There was a post that mentioned that perlbal was inferior to
Apache/lighttpd for the front-end bit (I can dig it up, but I'm happy
using anything that works, really).  But, again, perlbal is an area of
ignorance.  I understand what you are saying, but not sure how to put
it into practice... this is where a Recipes wiki node would be very
helpful. :)

> Actually this is something done at the backend.  Perlbal doesn't know what
> kind of file it is, neither does MogileFS.  You're expected to have some
> sort of logic in your application that sends back the proper headers for the
> file you want to reproxy.
>

This is actually causing me some consternation in the actual deployment.
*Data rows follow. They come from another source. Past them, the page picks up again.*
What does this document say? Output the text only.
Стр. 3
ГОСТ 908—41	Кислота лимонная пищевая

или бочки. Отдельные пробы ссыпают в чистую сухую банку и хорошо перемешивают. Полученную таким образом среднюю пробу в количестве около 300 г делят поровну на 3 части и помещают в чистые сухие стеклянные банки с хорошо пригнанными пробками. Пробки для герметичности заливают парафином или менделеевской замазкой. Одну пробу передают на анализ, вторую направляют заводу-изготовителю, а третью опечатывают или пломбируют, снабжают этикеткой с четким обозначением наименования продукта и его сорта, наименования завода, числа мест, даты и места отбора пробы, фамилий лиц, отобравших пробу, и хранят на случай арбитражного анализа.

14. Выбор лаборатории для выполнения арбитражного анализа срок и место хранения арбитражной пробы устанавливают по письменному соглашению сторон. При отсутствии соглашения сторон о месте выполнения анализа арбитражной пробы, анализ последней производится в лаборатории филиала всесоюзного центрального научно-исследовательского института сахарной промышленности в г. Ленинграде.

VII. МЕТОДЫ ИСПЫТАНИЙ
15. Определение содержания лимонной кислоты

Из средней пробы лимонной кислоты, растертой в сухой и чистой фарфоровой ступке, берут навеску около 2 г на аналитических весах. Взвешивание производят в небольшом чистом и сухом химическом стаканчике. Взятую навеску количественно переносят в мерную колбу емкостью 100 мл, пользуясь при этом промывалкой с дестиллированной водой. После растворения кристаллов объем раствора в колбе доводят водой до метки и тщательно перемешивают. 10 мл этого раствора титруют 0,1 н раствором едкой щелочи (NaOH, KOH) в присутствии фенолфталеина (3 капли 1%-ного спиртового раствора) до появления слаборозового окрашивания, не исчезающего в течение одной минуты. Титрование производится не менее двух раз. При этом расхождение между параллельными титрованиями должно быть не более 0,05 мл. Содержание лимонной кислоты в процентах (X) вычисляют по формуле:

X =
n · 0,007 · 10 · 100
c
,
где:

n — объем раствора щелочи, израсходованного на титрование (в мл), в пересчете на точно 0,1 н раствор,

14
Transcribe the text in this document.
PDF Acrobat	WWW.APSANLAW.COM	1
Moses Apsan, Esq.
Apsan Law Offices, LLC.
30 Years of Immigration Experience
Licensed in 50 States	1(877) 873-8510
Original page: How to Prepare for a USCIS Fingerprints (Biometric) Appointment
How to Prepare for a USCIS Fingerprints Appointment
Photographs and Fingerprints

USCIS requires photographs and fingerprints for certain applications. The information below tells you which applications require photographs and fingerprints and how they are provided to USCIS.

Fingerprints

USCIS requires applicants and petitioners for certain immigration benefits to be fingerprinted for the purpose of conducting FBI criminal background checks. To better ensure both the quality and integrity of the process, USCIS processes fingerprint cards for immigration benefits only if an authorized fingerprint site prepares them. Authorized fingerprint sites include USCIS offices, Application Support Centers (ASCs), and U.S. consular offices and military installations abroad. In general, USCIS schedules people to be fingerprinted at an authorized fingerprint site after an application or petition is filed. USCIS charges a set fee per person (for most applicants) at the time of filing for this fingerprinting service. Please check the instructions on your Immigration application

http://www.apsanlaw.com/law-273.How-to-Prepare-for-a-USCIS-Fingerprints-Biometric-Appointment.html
If I get a URL, like http://static.myapp.com/user/123456.jpg should I
trust jpg is the extension?  What if the actual asset is an FLV?
Should the step that maps the 123456 to the mogileFS node always query
the application for attributes on that image?  I know there was
discussion about a meta store attached to nodes in mogileFS that I saw
somewhere... it just seems wasteful to issue a query (although it can
be cached so probably not _that_ wasteful and premature optimization)
for just the mime-type... although I can see other benefits, but for
somethign like a simple image server it seems overkill.
>
> >  The other point that I'd like to talk about is an image manipulation
> >  layer.  Something like how most image hosting services do that checks
> >  the incoming referrer header.  If the referrer is blank, or the host
>  >  is not equal to "myapp.com", then affix a "stamp" on to the top of the
> >  image.  Has there been any thoughts for a mogileFS Cookbook setup?  I
> >  think it would greatly help out newcomers to the product.
>
> Easily done in the traditional setup.
>
> So, enough about that - this is traditionally how MogileFS is used.  There
> are other ways of using it, but it's sort of designed around the idea of
> using Perlbal, so many of the pieces fit more neatly if you do.
>
>                                   /->  [ webserver ] -> [ mogilefsd ]
>                                  /                           |
> { internet } -> [ perlbal ] -> <                            /
>                                  \                          /
>                                  \->  [ mogstored ] <-----/
>
> I don't know if that will translate well.  There are graphics somewhere...
>

Translated well enough.  I haven't seen many graphics but I am happy
to draw some up if they're lost.

> Anyway.  So Perlbal answers all incoming requests.  It talks to your
> webservers and your MogileFS storage nodes (mogstored/lighttpd/whatever you
> use as the storage server component).  Your webserver talks to the MogileFS
> trackers (mogilefsd instances).  The trackers talk to the storage nodes.
>
> Let's walk through the request, something like:
> [snip]

Yeah, I think I should whip up some pretty graphics with vast amounts
of annotated notes along the way.  And perhaps start MogileFS::Manual?
:)

I wrote up a simple Catalyst application that handles the translation,
fetching and setting the reproxy URLs.  Probably overkill to use
Catalyst, but I'm attached to that project and like it's ease of
deployment.  It can be mostly self contained in a single file, so I'll
work that out as a recipe.

>
> Anyway, this is somewhat rambling.  I and others are happy to answer
> questions, just fire away.  If you really want to work on documentation, I'd
> be happy to buy you a beer.  It's something sorely sorely lacking.
>
>

I'm happy to work on documentation just because I'm trundling through
it now.  I'm not typically a doc gnome, but in this case it seems well
enough.  I was going to just write a series of articles on one of my
blogs, but I'd rather have it be more "official".  For now, I can
placeholder it on my blogs and submit POD patches against trunk.